For most teams, even their best football isn’t enough against the Bison dynasty.
So what have coach John Stiegelmeier’s Jackrabbits figured out?
“I think the biggest difference honestly is the physicality that we’ve developed,” All-America offensive guard Mason McCormick said. “I feel like we’ve always at South Dakota State had exceptional skills guys. I look at (wide receiver Jake) Wieneke and (tight end Dallas) Goedert. Back in those days, (NDSU) just dominated in the trenches. To say that we are now are at least matching what they bring physicality-wise I think is the difference.”
That concept reflects in NDSU’s bread-and-butter power run game, which usually steamrolls opponents.
This season, the Bison rank third in the FCS in rushing yards per game (273.3), but they managed less than half that average with just 127 yards in SDSU’s 23-21 win at the Fargodome on Oct. 15. In the two matchups during the 2021 calendar year, the Jackrabbits held the Bison to just 97 and 147 rushing yards.
“I think you can point to them stopping the run a little bit,” NDSU right guard Jake Kubas said. “As an offensive lineman, that’s on us five upfront to be better. Specifically, in the last game, I think they made some adjustments in the second half that we struggled with, couldn’t quite pick up on.”
All of SDSU’s recent wins have occurred in the regular season. NDSU won the four previous playoff matchups every other year from 2012 to ’14 to ’16 to ’18, but SDSU tight end and NFL prospect Tucker Kraft points to those games preceding many of the current players, saying “I think it says we’re a new team.”

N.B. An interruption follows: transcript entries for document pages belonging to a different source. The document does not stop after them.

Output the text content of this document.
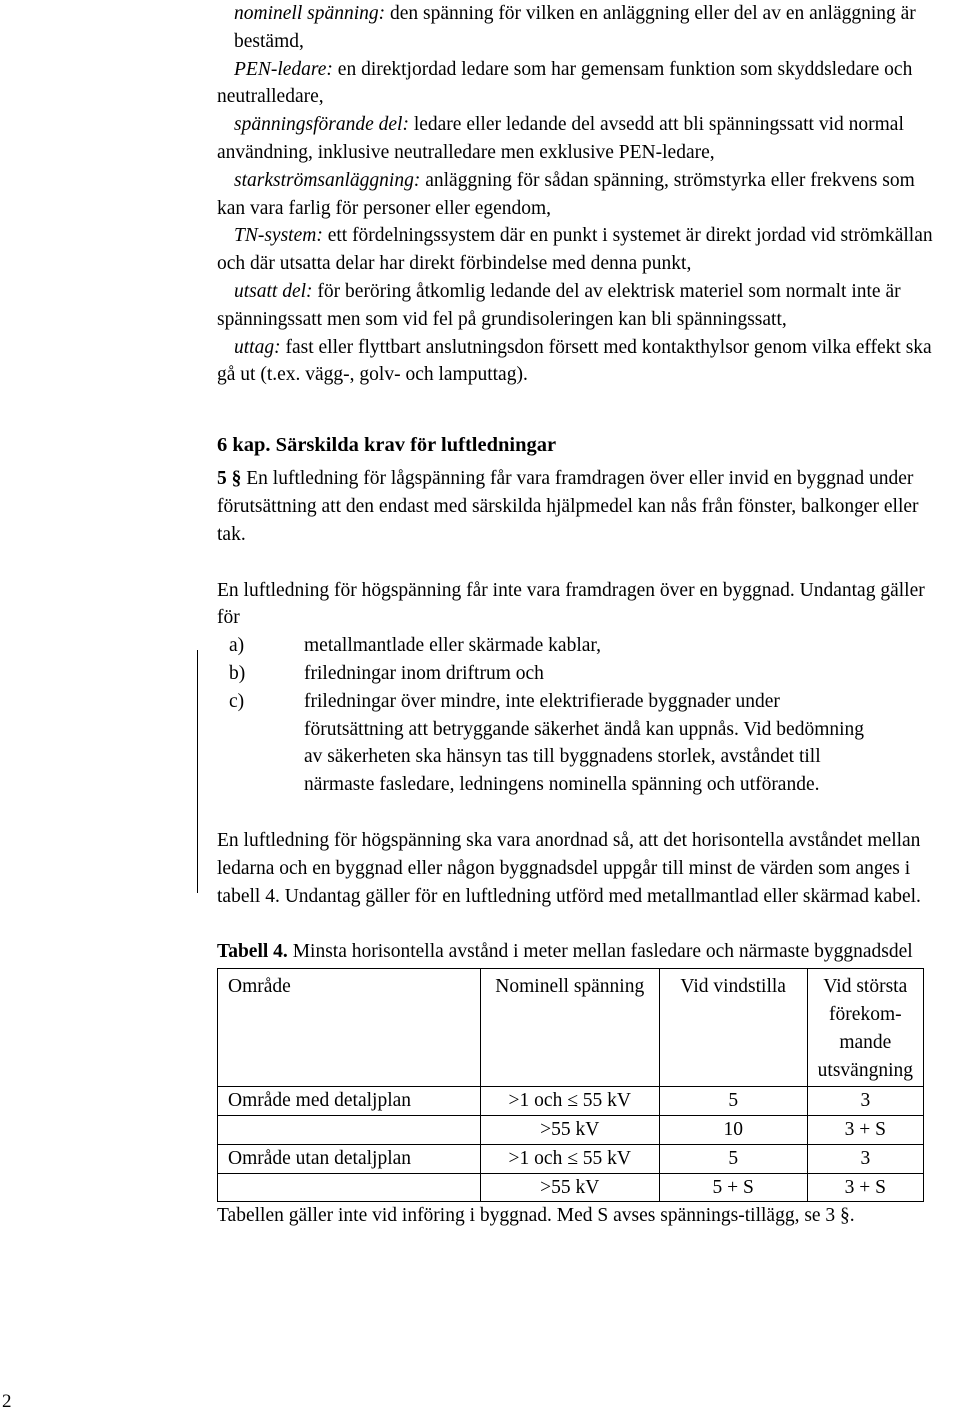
nominell spänning: den spänning för vilken en anläggning eller del av en anläggning är bestämd,
PEN-ledare: en direktjordad ledare som har gemensam funktion som skyddsledare och neutralledare,
spänningsförande del: ledare eller ledande del avsedd att bli spänningssatt vid normal användning, inklusive neutralledare men exklusive PEN-ledare,
starkströmsanläggning: anläggning för sådan spänning, strömstyrka eller frekvens som kan vara farlig för personer eller egendom,
TN-system: ett fördelningssystem där en punkt i systemet är direkt jordad vid strömkällan och där utsatta delar har direkt förbindelse med denna punkt,
utsatt del: för beröring åtkomlig ledande del av elektrisk materiel som normalt inte är spänningssatt men som vid fel på grundisoleringen kan bli spänningssatt,
uttag: fast eller flyttbart anslutningsdon försett med kontakthylsor genom vilka effekt ska gå ut (t.ex. vägg-, golv- och lamputtag).
6 kap. Särskilda krav för luftledningar
5 § En luftledning för lågspänning får vara framdragen över eller invid en byggnad under förutsättning att den endast med särskilda hjälpmedel kan nås från fönster, balkonger eller tak.
En luftledning för högspänning får inte vara framdragen över en byggnad. Undantag gäller för
a)	metallmantlade eller skärmade kablar,
b)	friledningar inom driftrum och
c)	friledningar över mindre, inte elektrifierade byggnader under förutsättning att betryggande säkerhet ändå kan uppnås. Vid bedömning av säkerheten ska hänsyn tas till byggnadens storlek, avståndet till närmaste fasledare, ledningens nominella spänning och utförande.
En luftledning för högspänning ska vara anordnad så, att det horisontella avståndet mellan ledarna och en byggnad eller någon byggnadsdel uppgår till minst de värden som anges i tabell 4. Undantag gäller för en luftledning utförd med metallmantlad eller skärmad kabel.
Tabell 4. Minsta horisontella avstånd i meter mellan fasledare och närmaste byggnadsdel
Område	Nominell spänning	Vid vindstilla	Vid största förekom-mande utsvängning
Område med detaljplan	>1 och ≤ 55 kV	5	3
	>55 kV	10	3 + S
Område utan detaljplan	>1 och ≤ 55 kV	5	3
	>55 kV	5 + S	3 + S
Tabellen gäller inte vid införing i byggnad. Med S avses spännings-tillägg, se 3 §.
2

To keep the success going in the much-anticipated championship game, he adds, “I think from the start, punch them in the mouth right away, keeping the foot on the pedal throughout the game. We’re going to try to get ahead of them, play fast, play physical. But you’re going to see some blue-collar football – North Dakota State, South Dakota State, it’s the battle of the Dakotas, again and again and again. These games, they’re great games.”